Using genetically engineered mice that develop Progeria, the researchers observed early heart problems similar to those found in children with the disease. After a single injection of the LAV-BPIFB4 longevity gene, the mice showed improved heart function, particularly in the way the heart relaxes and fills with blood (a process known as diastolic function).

The gene treatment also reduced heart tissue damage, known as fibrosis, and lowered the number of "aged" cells in the heart. In addition, it promoted the growth of new small blood vessels, potentially improving heart health and resilience.

The team then tested the gene on human cells derived from Progeria patients. These experiments revealed that introducing the longevity gene reduced cellular aging and fibrosis without altering progerin levels directly. This suggests that the gene helps cells withstand the toxic effects of progerin rather than eliminating it. The approach strengthens the body's natural defenses instead of attacking the defective protein itself.

A New Approach to Treating Progeria and Heart Aging

Dr. Yan Qiu, Honorary Research Fellow in the Bristol Heart Institute at the University of Bristol, said: "Our research has identified a protective effect of a "supercentenarian longevity gene" against progeria heart dysfunction in both animal and cell models.

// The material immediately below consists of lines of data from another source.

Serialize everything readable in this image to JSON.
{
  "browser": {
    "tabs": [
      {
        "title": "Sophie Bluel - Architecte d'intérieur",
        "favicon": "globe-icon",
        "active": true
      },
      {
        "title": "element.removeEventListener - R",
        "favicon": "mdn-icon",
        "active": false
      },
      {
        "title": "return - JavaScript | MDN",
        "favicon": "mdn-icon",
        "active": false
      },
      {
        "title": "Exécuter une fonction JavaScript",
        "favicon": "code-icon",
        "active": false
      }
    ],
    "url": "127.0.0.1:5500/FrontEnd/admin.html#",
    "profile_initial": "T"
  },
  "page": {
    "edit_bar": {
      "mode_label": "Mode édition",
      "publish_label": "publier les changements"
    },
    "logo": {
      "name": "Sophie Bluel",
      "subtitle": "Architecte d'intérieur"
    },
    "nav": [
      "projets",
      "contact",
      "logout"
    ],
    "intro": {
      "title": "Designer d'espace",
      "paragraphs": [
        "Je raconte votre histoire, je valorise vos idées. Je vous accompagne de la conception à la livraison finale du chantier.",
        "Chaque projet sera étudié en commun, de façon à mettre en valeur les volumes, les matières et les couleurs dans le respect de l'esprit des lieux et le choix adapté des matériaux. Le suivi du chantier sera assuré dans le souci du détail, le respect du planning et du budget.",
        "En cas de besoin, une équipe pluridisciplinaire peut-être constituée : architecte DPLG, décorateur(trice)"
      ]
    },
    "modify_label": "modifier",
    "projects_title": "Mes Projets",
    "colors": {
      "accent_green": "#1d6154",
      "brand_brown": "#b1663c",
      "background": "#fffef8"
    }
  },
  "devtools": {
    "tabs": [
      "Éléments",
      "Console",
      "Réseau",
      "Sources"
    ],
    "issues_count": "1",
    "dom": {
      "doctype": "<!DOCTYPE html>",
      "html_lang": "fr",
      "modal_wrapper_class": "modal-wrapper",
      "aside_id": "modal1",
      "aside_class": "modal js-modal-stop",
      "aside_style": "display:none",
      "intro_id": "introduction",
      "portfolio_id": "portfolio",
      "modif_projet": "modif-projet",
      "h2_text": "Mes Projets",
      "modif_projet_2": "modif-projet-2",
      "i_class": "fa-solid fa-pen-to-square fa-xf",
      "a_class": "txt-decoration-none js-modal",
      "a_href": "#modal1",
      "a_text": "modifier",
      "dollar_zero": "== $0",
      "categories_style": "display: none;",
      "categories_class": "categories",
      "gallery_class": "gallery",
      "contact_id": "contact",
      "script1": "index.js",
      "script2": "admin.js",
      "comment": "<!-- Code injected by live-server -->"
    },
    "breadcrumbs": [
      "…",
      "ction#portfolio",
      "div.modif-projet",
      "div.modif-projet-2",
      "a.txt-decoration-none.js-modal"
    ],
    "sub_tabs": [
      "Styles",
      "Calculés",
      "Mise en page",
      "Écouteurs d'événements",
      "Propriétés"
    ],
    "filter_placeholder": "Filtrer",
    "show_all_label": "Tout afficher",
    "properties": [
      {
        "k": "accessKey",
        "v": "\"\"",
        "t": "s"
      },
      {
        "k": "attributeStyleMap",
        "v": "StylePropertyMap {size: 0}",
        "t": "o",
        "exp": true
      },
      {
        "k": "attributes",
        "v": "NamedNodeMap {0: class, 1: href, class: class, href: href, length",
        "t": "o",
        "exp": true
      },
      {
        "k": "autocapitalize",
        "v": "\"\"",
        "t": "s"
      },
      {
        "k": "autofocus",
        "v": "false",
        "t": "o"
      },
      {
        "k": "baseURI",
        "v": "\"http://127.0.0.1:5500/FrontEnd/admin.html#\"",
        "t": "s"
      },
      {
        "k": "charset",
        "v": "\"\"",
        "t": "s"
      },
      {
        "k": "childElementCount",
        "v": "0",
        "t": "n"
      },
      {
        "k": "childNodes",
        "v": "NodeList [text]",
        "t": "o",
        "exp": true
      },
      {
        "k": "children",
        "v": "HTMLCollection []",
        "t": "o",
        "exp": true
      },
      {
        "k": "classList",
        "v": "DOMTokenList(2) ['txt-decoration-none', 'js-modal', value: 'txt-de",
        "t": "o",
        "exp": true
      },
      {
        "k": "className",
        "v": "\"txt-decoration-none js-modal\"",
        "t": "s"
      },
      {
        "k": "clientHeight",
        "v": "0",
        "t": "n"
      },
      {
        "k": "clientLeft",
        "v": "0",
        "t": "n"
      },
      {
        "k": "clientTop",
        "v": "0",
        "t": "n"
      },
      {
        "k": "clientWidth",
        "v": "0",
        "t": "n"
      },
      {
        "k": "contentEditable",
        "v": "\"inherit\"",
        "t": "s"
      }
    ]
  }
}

"The results offer hope to a new type of therapy for Progeria; one based on the natural biology of healthy aging rather than blocking the faulty protein. This approach, in time, could also help fight normal age-related heart disease.

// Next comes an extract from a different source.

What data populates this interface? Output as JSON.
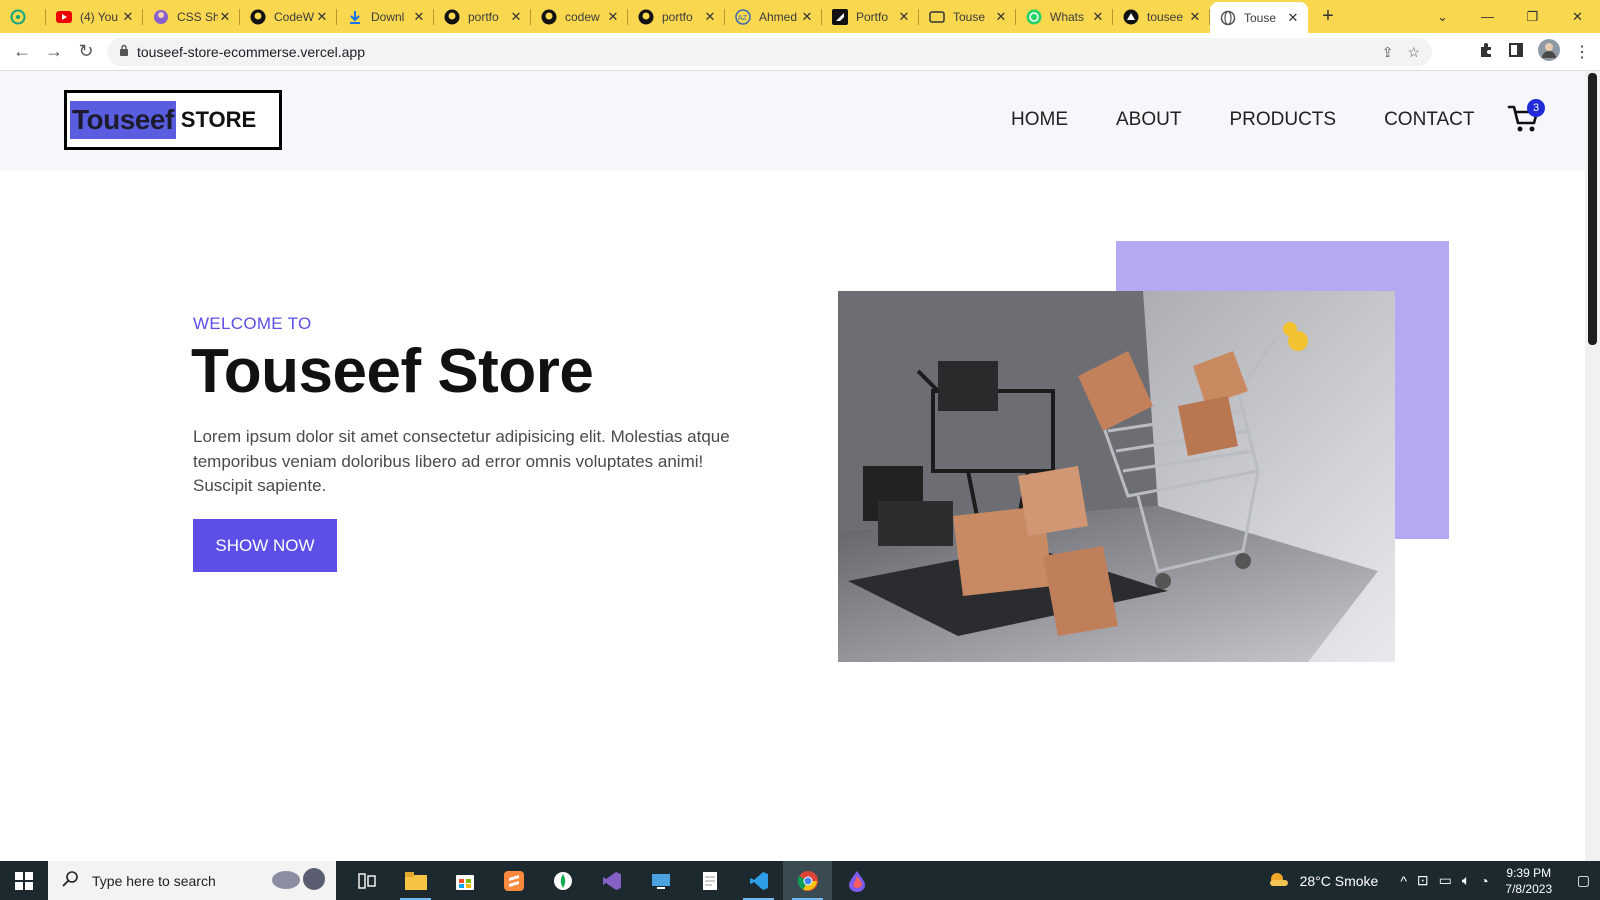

"Our research brings new hope in the fight against Progeria and suggests the genetics of supercentenarians could lead to new treatments for premature or accelerated cardiac aging, which might help us all live longer, healthier lives."

Looking Ahead: Toward New Anti-Aging Therapies

Professor Annibale Puca, Research Group Leader at IRCCS MultiMedica and Dean of the Faculty of Medicine at the University of Salerno, added: "This is the first study to indicate that a longevity-associated gene can counteract the cardiovascular damage caused by progeria.

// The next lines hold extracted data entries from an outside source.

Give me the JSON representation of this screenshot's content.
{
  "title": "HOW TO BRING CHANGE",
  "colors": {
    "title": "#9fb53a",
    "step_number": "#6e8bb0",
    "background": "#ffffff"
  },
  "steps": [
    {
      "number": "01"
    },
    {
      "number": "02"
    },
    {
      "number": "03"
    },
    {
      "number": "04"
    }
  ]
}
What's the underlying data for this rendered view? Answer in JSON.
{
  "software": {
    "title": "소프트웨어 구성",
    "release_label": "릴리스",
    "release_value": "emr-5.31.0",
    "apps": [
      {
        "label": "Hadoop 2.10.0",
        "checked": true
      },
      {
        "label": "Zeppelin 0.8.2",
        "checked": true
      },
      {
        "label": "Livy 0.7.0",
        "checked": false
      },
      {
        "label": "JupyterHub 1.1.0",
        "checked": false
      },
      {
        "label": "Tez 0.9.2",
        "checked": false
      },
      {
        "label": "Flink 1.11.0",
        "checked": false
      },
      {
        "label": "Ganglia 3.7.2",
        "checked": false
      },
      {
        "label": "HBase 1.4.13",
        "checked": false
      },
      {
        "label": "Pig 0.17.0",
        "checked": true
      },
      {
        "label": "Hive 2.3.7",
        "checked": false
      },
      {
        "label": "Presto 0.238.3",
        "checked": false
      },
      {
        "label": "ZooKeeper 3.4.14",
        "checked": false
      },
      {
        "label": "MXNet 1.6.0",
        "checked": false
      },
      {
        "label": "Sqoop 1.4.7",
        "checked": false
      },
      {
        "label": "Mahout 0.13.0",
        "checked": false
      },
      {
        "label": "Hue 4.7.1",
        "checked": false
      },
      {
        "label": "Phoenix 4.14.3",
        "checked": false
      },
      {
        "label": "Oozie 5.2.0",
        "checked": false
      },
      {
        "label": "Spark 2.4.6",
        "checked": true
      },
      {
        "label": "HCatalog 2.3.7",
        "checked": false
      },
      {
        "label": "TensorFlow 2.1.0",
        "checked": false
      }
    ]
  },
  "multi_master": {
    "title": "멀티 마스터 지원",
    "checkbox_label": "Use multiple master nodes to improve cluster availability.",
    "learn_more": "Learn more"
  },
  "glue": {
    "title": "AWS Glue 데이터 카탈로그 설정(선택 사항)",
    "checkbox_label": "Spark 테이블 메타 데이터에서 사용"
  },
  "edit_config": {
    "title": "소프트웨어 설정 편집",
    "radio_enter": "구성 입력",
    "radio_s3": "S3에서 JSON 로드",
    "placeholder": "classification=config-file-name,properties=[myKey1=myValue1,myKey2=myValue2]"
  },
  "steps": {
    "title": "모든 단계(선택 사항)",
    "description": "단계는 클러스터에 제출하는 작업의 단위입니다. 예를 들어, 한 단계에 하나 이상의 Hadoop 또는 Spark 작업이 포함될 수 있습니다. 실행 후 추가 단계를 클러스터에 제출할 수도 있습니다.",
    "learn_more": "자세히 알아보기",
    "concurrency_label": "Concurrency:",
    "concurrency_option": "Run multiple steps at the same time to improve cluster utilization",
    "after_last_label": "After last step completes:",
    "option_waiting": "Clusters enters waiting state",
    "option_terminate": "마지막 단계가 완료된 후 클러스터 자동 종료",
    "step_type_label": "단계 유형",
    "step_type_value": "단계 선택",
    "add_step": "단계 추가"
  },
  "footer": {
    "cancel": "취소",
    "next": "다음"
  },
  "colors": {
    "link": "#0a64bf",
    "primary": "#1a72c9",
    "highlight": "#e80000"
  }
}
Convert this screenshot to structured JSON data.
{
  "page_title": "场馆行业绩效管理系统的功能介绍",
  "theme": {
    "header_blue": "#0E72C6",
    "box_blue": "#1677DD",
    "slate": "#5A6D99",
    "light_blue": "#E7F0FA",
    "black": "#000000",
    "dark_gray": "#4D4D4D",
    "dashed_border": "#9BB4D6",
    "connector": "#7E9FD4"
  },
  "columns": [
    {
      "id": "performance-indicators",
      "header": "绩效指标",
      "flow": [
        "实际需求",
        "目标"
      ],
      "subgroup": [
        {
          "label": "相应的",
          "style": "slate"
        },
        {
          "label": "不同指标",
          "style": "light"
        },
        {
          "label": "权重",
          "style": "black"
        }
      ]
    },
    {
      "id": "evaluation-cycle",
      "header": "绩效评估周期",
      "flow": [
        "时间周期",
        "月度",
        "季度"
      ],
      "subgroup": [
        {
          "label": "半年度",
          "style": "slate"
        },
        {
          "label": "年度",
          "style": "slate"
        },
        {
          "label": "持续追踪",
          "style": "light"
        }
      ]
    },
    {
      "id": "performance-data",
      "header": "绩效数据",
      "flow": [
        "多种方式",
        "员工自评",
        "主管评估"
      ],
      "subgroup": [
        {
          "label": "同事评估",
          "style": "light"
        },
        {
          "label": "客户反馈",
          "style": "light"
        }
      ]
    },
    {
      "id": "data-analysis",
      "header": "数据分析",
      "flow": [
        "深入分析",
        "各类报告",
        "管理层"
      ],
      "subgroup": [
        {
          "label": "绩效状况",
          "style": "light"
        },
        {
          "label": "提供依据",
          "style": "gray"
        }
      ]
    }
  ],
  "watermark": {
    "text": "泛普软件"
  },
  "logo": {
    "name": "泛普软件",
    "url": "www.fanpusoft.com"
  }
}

"The results pave the way for new treatment strategies for this rare disease, which urgently requires innovative cardiovascular drugs capable of improving both long-term survival and patient quality of life. Looking ahead, the administration of the LAV-BPIFB4 gene through gene therapy could be replaced and/or complemented by new protein- or RNA-based delivery methods.

"We are currently conducting numerous studies to investigate the potential of LAV-BPIFB4 in counteracting the deterioration of the cardiovascular and immune systems in various pathological conditions, with the goal of translating these experimental findings into a new biologic drug."